When Refugees Went to Syria

The scale of Europe’s current efforts pales in comparison to Syria’s own recent history of housing migrants.

An Iraqi cab carrying refugees across the Iraq-Syria border in 2003 (Reuters)

The much-anticipated agreement about Europe’s refugee crisis, announced September 9 by the European Commission President Jean-Claude Juncker, couldn’t have come sooner.

Some 160,000 refugees with asylum status will be relocated from Italy, Greece, and Hungary to other member states using a quota system based on the countries’ respective population sizes, GDPs, and unemployment rates. Overall, about 450,000 refugees have asked for European asylum according to the latest official data.

The plan is hardly impressive when compared to ongoing and past efforts to aid refugees by other countries. According to the UN Refugee Agency, in 2014 the vast majority of Syrian refugees, or 86 percent of them, were hosted in developing countries. The European effort is dwarfed by the numbers of migrants and refugees housed in Lebanon and Turkey:

Europe’s efforts are also muted by Syria’s recent history of housing migrants. Before the civil war started in 2011, Syria’s open-borders policy, followed by other countries in the region (Turkey and Lebanon), made it the destination of hundreds of thousands of refugees, primarily from Iraq.
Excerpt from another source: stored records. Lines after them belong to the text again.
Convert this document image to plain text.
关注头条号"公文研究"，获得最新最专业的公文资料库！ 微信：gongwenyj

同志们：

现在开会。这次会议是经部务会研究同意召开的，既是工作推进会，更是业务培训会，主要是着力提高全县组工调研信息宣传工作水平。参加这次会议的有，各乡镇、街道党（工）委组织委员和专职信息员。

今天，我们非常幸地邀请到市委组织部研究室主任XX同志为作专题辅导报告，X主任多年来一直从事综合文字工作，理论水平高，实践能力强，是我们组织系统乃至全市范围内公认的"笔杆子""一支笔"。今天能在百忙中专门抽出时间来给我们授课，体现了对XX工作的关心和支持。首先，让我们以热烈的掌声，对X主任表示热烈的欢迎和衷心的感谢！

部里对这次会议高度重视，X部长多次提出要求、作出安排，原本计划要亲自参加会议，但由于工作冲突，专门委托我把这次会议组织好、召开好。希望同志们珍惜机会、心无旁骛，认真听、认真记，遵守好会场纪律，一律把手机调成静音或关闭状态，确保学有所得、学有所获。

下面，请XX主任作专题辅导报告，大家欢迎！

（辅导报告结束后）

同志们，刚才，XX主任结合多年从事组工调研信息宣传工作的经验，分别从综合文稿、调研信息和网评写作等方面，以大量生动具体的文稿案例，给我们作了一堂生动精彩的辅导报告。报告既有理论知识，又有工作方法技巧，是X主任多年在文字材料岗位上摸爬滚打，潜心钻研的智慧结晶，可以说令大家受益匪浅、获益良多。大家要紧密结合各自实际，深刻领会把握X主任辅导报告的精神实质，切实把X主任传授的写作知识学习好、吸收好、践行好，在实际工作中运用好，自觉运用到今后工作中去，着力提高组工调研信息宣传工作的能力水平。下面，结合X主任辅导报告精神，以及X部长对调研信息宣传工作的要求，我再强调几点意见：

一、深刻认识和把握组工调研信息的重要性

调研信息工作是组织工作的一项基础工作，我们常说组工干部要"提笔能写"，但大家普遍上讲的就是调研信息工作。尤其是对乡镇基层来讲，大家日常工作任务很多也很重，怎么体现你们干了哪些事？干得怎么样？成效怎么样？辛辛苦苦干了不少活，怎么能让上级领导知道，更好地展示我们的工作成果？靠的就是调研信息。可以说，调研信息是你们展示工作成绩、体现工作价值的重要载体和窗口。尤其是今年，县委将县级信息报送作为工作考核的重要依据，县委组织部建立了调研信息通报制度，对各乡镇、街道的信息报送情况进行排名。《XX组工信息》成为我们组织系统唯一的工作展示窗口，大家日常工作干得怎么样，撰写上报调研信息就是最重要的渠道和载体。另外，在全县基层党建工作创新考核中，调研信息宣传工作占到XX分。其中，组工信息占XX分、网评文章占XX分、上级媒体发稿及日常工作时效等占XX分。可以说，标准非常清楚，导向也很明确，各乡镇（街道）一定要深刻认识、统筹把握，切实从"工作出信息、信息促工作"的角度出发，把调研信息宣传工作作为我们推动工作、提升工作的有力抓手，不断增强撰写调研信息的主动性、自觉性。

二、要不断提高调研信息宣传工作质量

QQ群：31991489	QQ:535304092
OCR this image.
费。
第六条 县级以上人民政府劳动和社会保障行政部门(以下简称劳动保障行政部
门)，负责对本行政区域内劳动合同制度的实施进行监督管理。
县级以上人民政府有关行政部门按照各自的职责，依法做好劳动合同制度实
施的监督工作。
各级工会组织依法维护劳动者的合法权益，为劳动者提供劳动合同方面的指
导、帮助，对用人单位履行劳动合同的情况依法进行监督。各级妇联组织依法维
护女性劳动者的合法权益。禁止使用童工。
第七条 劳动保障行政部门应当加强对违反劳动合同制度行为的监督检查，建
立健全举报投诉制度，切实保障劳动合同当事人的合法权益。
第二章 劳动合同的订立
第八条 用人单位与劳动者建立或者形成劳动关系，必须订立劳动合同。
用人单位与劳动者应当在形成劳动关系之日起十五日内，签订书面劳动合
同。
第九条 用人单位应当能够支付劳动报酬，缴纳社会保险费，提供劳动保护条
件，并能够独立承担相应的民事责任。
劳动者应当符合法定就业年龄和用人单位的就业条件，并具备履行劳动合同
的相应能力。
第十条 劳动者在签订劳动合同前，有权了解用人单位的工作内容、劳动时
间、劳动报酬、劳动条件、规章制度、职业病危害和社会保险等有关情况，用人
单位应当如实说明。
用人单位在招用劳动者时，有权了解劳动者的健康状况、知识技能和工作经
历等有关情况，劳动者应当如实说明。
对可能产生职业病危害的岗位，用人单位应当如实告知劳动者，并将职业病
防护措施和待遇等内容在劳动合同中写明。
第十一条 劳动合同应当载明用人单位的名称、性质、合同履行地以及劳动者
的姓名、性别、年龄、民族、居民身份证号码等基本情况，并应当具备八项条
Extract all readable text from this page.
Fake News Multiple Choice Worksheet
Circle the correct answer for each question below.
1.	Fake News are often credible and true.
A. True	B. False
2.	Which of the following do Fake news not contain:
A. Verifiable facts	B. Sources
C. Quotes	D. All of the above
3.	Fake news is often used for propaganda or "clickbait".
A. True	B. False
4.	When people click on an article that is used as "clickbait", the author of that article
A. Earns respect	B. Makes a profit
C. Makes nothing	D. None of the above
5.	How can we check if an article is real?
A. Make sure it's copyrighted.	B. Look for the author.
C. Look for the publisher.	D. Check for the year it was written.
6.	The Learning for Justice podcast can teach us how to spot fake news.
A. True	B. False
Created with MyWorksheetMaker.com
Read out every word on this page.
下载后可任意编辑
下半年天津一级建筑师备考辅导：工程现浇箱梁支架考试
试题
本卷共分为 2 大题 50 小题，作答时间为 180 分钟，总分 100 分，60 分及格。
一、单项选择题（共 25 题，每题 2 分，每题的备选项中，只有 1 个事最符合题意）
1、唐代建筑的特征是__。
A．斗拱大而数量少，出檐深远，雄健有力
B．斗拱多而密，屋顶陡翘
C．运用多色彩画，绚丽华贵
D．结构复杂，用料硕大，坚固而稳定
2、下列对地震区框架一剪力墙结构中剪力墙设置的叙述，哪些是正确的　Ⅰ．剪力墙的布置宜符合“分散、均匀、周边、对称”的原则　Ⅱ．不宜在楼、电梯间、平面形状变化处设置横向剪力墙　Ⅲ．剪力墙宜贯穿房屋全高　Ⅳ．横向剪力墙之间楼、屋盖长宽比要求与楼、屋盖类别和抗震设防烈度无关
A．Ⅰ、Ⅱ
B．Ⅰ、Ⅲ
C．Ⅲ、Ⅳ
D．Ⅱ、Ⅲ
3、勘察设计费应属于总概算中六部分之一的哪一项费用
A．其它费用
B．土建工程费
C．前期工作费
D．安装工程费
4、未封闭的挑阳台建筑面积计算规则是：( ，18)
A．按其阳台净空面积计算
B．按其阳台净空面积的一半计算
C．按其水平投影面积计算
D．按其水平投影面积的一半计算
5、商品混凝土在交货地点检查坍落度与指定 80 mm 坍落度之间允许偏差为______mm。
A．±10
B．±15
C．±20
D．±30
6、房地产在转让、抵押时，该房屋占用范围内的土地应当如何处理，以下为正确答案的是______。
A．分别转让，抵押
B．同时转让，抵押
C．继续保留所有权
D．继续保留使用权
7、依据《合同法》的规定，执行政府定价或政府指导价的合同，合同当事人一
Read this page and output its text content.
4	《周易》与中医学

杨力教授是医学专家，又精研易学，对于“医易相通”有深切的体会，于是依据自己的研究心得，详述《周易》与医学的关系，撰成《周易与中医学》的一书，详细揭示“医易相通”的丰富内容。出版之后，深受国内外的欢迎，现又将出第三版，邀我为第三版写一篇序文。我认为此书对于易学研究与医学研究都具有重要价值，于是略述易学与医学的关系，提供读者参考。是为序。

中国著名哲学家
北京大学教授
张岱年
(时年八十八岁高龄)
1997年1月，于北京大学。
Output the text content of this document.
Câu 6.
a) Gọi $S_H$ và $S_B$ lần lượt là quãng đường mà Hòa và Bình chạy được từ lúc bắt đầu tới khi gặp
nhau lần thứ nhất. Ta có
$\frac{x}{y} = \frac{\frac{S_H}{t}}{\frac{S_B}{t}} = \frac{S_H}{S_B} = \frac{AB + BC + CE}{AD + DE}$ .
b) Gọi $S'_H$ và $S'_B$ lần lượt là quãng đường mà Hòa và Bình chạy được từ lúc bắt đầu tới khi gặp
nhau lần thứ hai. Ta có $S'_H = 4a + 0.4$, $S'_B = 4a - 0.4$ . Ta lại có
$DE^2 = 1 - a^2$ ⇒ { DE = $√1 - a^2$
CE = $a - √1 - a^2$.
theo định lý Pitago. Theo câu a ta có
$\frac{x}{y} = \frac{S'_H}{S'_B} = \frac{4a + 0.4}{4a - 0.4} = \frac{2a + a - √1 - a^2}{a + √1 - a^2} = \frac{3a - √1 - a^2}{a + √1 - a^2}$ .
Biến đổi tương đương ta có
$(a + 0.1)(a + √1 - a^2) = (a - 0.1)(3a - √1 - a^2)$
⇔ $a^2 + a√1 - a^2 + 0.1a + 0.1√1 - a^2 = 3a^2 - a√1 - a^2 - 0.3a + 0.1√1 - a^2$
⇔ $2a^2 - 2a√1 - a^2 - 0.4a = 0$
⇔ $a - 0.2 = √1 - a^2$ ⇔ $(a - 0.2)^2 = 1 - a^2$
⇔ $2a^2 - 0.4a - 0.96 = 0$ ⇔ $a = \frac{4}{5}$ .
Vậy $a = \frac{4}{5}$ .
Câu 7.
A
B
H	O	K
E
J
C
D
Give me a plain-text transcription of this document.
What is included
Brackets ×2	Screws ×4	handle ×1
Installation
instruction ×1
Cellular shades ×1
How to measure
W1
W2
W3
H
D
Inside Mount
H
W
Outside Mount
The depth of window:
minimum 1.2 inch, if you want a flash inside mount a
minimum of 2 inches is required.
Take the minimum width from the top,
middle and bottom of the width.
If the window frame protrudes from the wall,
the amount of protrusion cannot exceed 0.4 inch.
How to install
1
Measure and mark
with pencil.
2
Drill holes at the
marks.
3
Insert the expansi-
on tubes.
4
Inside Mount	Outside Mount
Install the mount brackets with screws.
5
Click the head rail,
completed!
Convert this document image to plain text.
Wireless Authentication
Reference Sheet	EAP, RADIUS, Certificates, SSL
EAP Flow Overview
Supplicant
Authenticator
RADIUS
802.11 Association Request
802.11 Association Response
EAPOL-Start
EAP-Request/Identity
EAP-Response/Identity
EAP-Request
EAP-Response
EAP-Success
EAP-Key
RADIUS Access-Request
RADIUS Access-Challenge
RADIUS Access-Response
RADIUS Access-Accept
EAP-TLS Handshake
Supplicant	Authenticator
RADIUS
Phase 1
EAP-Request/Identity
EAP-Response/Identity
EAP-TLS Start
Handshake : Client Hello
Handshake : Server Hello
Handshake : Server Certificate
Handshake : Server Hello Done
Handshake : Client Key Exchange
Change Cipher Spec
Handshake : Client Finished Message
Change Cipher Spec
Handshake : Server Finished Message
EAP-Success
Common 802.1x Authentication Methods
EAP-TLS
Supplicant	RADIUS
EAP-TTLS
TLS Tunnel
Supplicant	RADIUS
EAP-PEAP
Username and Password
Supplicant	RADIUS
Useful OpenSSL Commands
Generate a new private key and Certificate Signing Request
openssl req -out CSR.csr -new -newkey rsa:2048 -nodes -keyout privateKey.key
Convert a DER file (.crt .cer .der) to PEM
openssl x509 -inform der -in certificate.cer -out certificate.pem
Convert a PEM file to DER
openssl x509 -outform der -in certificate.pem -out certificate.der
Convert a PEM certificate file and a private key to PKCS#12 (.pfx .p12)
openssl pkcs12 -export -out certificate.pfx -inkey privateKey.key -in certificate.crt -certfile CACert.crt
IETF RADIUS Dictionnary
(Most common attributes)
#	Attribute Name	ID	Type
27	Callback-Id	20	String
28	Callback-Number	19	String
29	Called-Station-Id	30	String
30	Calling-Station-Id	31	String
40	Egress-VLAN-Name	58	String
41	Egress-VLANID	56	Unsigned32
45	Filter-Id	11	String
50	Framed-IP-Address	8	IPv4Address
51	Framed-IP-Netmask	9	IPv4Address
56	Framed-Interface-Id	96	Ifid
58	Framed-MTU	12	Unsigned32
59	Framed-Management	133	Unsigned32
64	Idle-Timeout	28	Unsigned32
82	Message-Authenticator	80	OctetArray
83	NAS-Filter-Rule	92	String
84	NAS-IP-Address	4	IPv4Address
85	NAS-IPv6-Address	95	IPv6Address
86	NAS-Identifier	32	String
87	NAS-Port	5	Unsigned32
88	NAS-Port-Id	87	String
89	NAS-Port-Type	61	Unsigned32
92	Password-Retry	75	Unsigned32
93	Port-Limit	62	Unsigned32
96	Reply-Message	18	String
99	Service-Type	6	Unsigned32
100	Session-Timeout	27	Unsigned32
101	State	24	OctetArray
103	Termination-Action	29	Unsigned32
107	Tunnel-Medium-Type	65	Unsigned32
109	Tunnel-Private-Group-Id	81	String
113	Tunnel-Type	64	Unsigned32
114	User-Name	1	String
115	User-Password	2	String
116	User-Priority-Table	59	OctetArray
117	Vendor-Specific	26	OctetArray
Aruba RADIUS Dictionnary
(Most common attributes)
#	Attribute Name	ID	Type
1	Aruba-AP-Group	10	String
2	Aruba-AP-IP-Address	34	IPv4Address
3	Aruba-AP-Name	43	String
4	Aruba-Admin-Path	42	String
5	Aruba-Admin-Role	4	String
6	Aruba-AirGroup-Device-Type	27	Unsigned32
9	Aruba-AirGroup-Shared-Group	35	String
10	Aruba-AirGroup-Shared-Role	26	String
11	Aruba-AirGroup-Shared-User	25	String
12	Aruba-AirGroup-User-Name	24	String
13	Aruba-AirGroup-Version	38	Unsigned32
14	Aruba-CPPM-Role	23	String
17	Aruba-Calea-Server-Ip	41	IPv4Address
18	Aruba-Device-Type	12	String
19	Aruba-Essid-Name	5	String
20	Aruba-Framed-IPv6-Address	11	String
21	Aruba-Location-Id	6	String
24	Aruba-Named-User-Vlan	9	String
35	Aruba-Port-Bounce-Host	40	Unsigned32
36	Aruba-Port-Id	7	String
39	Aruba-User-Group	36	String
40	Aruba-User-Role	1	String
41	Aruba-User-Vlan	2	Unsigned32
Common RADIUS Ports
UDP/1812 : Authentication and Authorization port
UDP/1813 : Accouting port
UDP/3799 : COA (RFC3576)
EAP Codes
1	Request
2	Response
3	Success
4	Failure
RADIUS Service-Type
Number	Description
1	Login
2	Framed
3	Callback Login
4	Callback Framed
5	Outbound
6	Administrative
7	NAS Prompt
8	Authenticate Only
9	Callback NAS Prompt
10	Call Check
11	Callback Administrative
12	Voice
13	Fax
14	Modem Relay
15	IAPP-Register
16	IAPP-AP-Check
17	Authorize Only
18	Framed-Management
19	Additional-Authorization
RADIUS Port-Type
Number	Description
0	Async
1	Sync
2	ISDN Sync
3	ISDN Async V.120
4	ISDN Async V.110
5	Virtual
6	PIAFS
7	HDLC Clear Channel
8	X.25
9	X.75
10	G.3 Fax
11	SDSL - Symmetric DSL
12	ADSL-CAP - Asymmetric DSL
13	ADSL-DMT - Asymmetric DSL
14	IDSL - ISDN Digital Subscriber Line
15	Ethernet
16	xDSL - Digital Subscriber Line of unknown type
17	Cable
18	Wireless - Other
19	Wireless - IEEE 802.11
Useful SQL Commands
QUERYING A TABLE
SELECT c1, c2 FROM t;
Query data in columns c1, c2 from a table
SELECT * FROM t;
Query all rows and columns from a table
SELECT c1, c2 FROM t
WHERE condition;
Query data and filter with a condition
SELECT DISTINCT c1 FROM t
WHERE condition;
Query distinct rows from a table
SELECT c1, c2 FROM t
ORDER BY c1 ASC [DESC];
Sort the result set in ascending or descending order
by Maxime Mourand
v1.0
At the end of 2010, according to UNHCR, over 1,300,000 refugees and asylum-seekers, of which 1 million were Iraqi, were housed in Syria—that’s over 6 percent of the country’s population at the time.

For a sense of comparison, if Germany were to provide asylum to 500,000 refugees and asylum-seekers this year, it would amount to 0.6 percent of the country’s population. The 450,000 asylum requests Europe has received represents less than 0.1 percent of the continent’s population. If 850,000 people cross the sea between this year and next as predicted, that would represent roughly 0.15 percent of Europe’s population. It’s worth noting that housing migrants in Europe is likely a more expensive endeavor than in, say, Syria, given the disparity in standards of living and socio-economic benefits available to residents. Refugees in Syria were not kept in camps, but their living conditions weren’t desirable. In European countries like Germany, refugees are being taken into reception centers and relocated to longer-term housing. Given the desperation of refugees in this crisis, it’s clear that just the basics will do.